So what if there's a global food crisis? John Baird, our Environment Minister, is sticking by his guns -- er, corn. The Chrysler minivan he drives is powered by fuel that's 85-per-cent ethanol. "My car is a great one," he says proudly, "and I am not planning on changing it."
In order to prove their greenness, politicians have stampeded to embrace biofuels. Biofuels are the main plank in Stephen Harper's environmental platform, and the Tories have pledged $1.5-billion in subsidies to stimulate production. Ontario's Liberal government is spending $520-million to make sure gasoline sold in the province contains lots of lovely ethanol -- 5 per cent today, with more to come. Dalton McGuinty, the Premier, says there are no plans to reconsider.
Only yesterday, biofuels were supposed to be the virtuous alternative to fossil fuels and the answer to energy self-sufficiency. But now, they've been fingered as a culprit in the global food crisis. As governments demand higher biofuel content, farmers around the world have switched from growing food to growing fuel. And that makes all food crops more expensive. Britain's chief scientific adviser, John Beddington, warns that the rush to biofuels is threatening world food production and the lives of billions. Britain's Prime Minister, Gordon Brown, has called for a major re-evaluation. The head of the United Nations World Food Program cautions that the growing use of biofuels is driving up its operating costs and hurting its "capacity to respond to hunger."
The new alliance against biofuels is an unlikely mix of environmentalists, aid agencies, scientists and economists from all across the ideological spectrum. The numbers they cite are astonishing. This year, about 100 million tons of grain - enough to feed nearly 450 million people for a year - will be converted from food into fuel. Around 30 per cent of the U.S. corn crop now goes to fuel. But the environmental payoff from corn-based ethanol is small. Even with maximum production, by the year 2030 it will still meet only 6 per cent of the U.S. demand for transport fuel.

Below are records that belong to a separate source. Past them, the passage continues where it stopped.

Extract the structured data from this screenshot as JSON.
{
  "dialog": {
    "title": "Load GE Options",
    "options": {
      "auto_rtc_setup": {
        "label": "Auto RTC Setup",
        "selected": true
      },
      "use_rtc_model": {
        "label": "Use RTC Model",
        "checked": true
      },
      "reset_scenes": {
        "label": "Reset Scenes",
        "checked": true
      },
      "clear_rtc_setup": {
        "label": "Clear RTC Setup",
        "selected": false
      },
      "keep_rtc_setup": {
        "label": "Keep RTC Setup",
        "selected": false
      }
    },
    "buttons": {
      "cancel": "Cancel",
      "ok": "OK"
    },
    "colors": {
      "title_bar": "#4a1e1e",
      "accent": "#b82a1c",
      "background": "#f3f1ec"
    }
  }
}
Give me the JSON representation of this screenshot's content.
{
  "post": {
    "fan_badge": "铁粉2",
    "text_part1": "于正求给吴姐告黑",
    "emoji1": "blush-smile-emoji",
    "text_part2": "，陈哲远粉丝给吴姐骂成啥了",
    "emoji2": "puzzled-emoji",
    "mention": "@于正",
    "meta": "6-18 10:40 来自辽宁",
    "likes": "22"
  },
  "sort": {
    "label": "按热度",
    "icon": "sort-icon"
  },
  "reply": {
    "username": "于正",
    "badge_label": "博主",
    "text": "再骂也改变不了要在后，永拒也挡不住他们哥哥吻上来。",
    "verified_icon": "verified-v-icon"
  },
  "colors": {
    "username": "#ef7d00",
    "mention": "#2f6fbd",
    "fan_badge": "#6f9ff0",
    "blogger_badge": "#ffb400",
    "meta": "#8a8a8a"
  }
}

Not everyone has cooled to biofuels. Farmers love them. So do agribusiness giants like Archer Daniels Midland, which are harvesting a bumper crop of profits from taxpayers' money. Government subsidies are so enormous they could amount to half or more of ethanol's cost of production. We're talking billions. Meantime, the UN food program has cut back food aid because its costs have gone up 40 per cent since last June.

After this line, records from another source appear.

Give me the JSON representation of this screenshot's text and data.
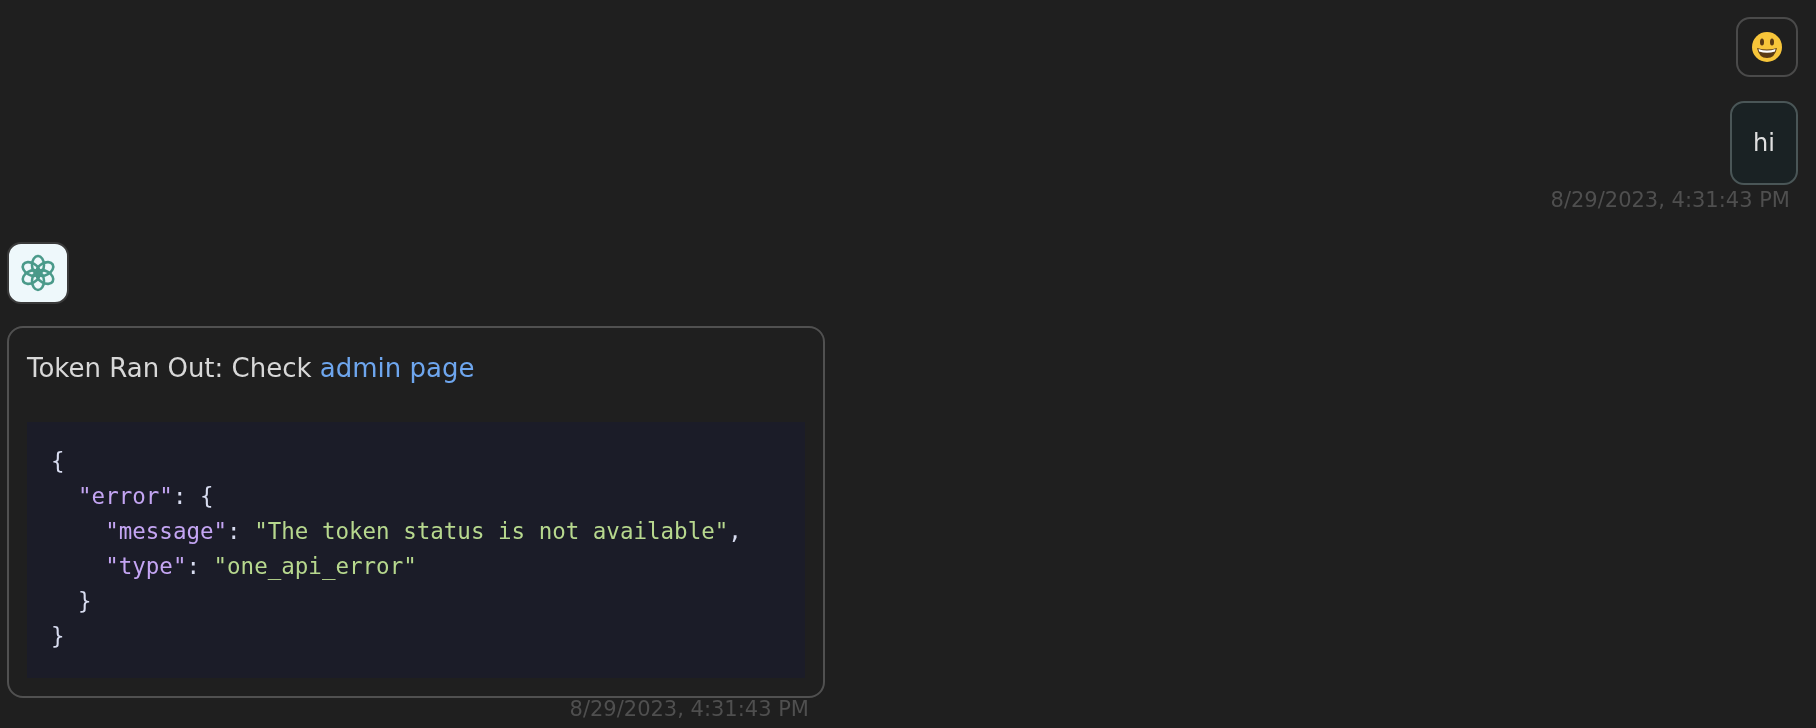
{
  "messages": [
    {
      "kind": "user",
      "text": "hi",
      "time": "8/29/2023, 4:31:43 PM"
    },
    {
      "kind": "assistant",
      "text": "Token Ran Out: Check ",
      "link": "admin page",
      "time": "8/29/2023, 4:31:43 PM",
      "code": [
        {
          "tokens": [
            {
              "kind": "punct",
              "text": "{"
            }
          ],
          "children": [
            {
              "tokens": [
                {
                  "kind": "key",
                  "text": "\"error\""
                },
                {
                  "kind": "punct",
                  "text": ": {"
                }
              ],
              "children": [
                {
                  "tokens": [
                    {
                      "kind": "key",
                      "text": "\"message\""
                    },
                    {
                      "kind": "punct",
                      "text": ": "
                    },
                    {
                      "kind": "string",
                      "text": "\"The token status is not available\""
                    },
                    {
                      "kind": "punct",
                      "text": ","
                    }
                  ]
                },
                {
                  "tokens": [
                    {
                      "kind": "key",
                      "text": "\"type\""
                    },
                    {
                      "kind": "punct",
                      "text": ": "
                    },
                    {
                      "kind": "string",
                      "text": "\"one_api_error\""
                    }
                  ]
                }
              ]
            },
            {
              "tokens": [
                {
                  "kind": "punct",
                  "text": "}"
                }
              ]
            }
          ]
        },
        {
          "tokens": [
            {
              "kind": "punct",
              "text": "}"
            }
          ]
        }
      ]
    }
  ]
}
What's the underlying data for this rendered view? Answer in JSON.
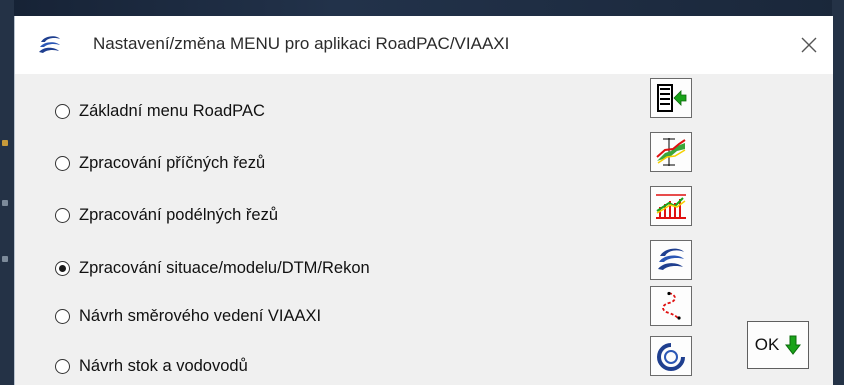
{
  "dialog": {
    "title": "Nastavení/změna MENU pro aplikaci RoadPAC/VIAAXI",
    "app_icon": "roadpac-logo-icon",
    "close_icon": "close-icon"
  },
  "options": [
    {
      "label": "Základní menu RoadPAC",
      "selected": false,
      "icon": "document-exit-icon"
    },
    {
      "label": "Zpracování příčných řezů",
      "selected": false,
      "icon": "cross-section-icon"
    },
    {
      "label": "Zpracování podélných řezů",
      "selected": false,
      "icon": "longitudinal-profile-icon"
    },
    {
      "label": "Zpracování situace/modelu/DTM/Rekon",
      "selected": true,
      "icon": "roadpac-logo-icon"
    },
    {
      "label": "Návrh směrového vedení VIAAXI",
      "selected": false,
      "icon": "route-alignment-icon"
    },
    {
      "label": "Návrh stok a vodovodů",
      "selected": false,
      "icon": "sewer-pipe-icon"
    }
  ],
  "ok_button": {
    "label": "OK",
    "icon": "green-down-arrow-icon"
  },
  "colors": {
    "dialog_bg": "#f0f0f0",
    "titlebar_bg": "#ffffff",
    "arrow_green": "#1aa31a",
    "logo_blue": "#1f3f8f"
  }
}
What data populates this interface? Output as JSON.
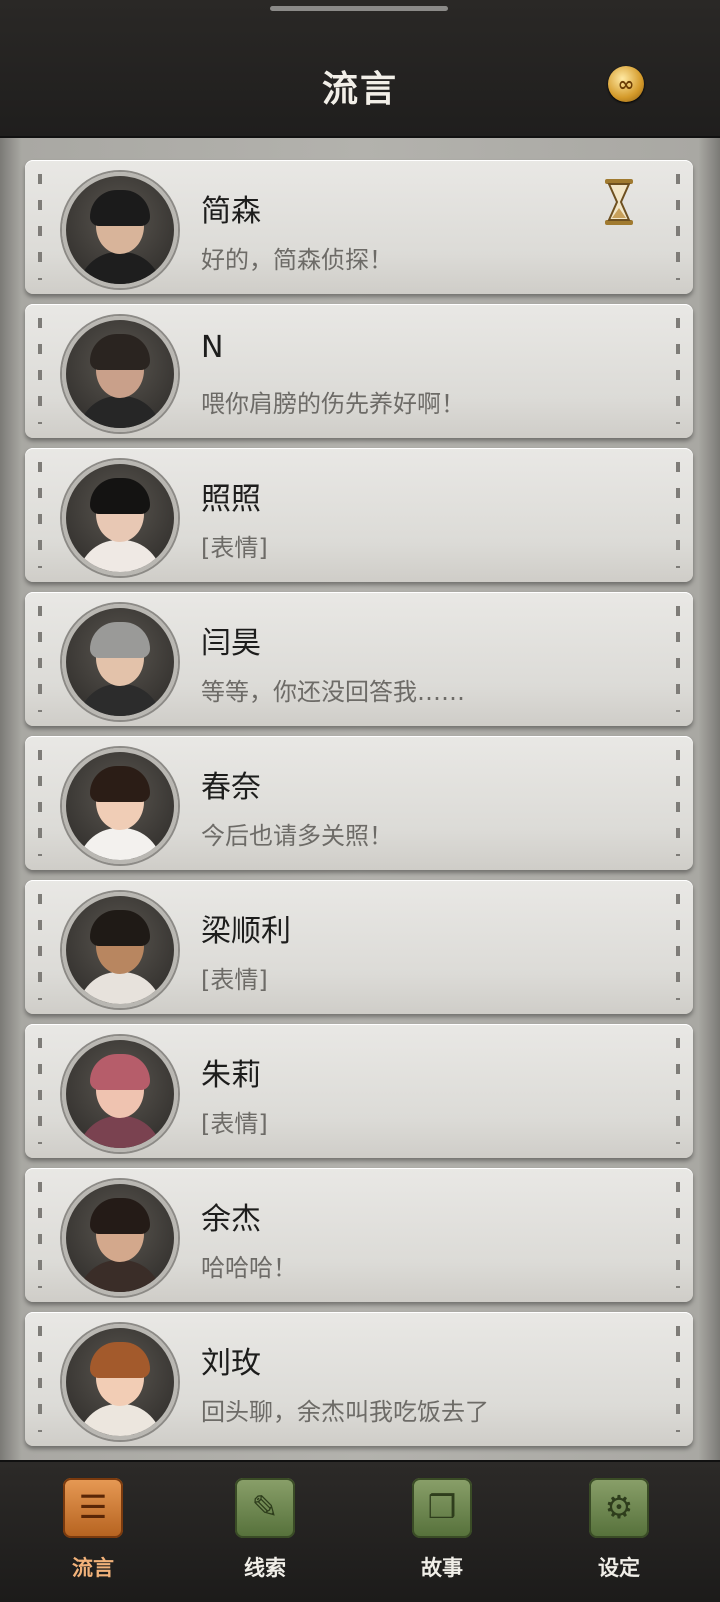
{
  "header": {
    "title": "流言",
    "badge_icon": "infinity-coin-icon",
    "badge_symbol": "∞"
  },
  "conversations": [
    {
      "name": "简森",
      "message": "好的，简森侦探！",
      "status_icon": "hourglass-icon",
      "skin": "#d8b49a",
      "hair": "#1b1b1b",
      "body": "#1e1e1e"
    },
    {
      "name": "N",
      "message": "喂你肩膀的伤先养好啊！",
      "skin": "#c9a08a",
      "hair": "#2a2420",
      "body": "#262626"
    },
    {
      "name": "照照",
      "message": "[表情]",
      "skin": "#e8c8b4",
      "hair": "#141312",
      "body": "#efe9e4"
    },
    {
      "name": "闫昊",
      "message": "等等，你还没回答我……",
      "skin": "#e3c2aa",
      "hair": "#9a9a98",
      "body": "#2c2c2c"
    },
    {
      "name": "春奈",
      "message": "今后也请多关照！",
      "skin": "#f0cdb6",
      "hair": "#2b1d16",
      "body": "#f3f1ee"
    },
    {
      "name": "梁顺利",
      "message": "[表情]",
      "skin": "#b88660",
      "hair": "#1f1a16",
      "body": "#e7e2dc"
    },
    {
      "name": "朱莉",
      "message": "[表情]",
      "skin": "#efc3b0",
      "hair": "#b65d6a",
      "body": "#7a4250"
    },
    {
      "name": "余杰",
      "message": "哈哈哈！",
      "skin": "#d3a88c",
      "hair": "#241b17",
      "body": "#3a2d28"
    },
    {
      "name": "刘玫",
      "message": "回头聊，余杰叫我吃饭去了",
      "skin": "#f2cdb5",
      "hair": "#a35a2c",
      "body": "#ece6de"
    }
  ],
  "nav": [
    {
      "label": "流言",
      "icon": "chat-document-icon",
      "glyph": "☰",
      "active": true
    },
    {
      "label": "线索",
      "icon": "notepad-pencil-icon",
      "glyph": "✎",
      "active": false
    },
    {
      "label": "故事",
      "icon": "open-book-icon",
      "glyph": "❒",
      "active": false
    },
    {
      "label": "设定",
      "icon": "gears-icon",
      "glyph": "⚙",
      "active": false
    }
  ]
}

The switch to biofuels could even speed up global warming. Many researchers argue that if the full environmental cost is factored in, almost all the biofuels used today cause more greenhouse gas emissions than conventional fuels. Countries like Indonesia are razing forests to produce palm oil. And there's a domino effect. As more land is converted to biofuels in North America, agriculture to meet food demand expands in other parts of the world. "And that's done in a significant part by burning down forests and plowing up grasslands," says Princeton researcher Tim Searchinger. He figures that when you add in all the global effects, over a 30-year span biofuels will end up creating twice as much carbon dioxide as the same amount of gasoline would.
Biofuels aren't the only villain behind soaring food prices, of course. But they're a great example of the law of unintended consequences, which tends to work overtime whenever politicians try to come up with politically attractive, simplistic solutions to horrendously complex problems. I'm pretty sure that starving the poor, plowing the Amazon, and enriching agribusiness weren't exactly what John Baird, Dalton McGuinty and the European Union had in mind when they set out to save the planet and court the green vote. Time for a rethink, guys. This cure is worse than the disease.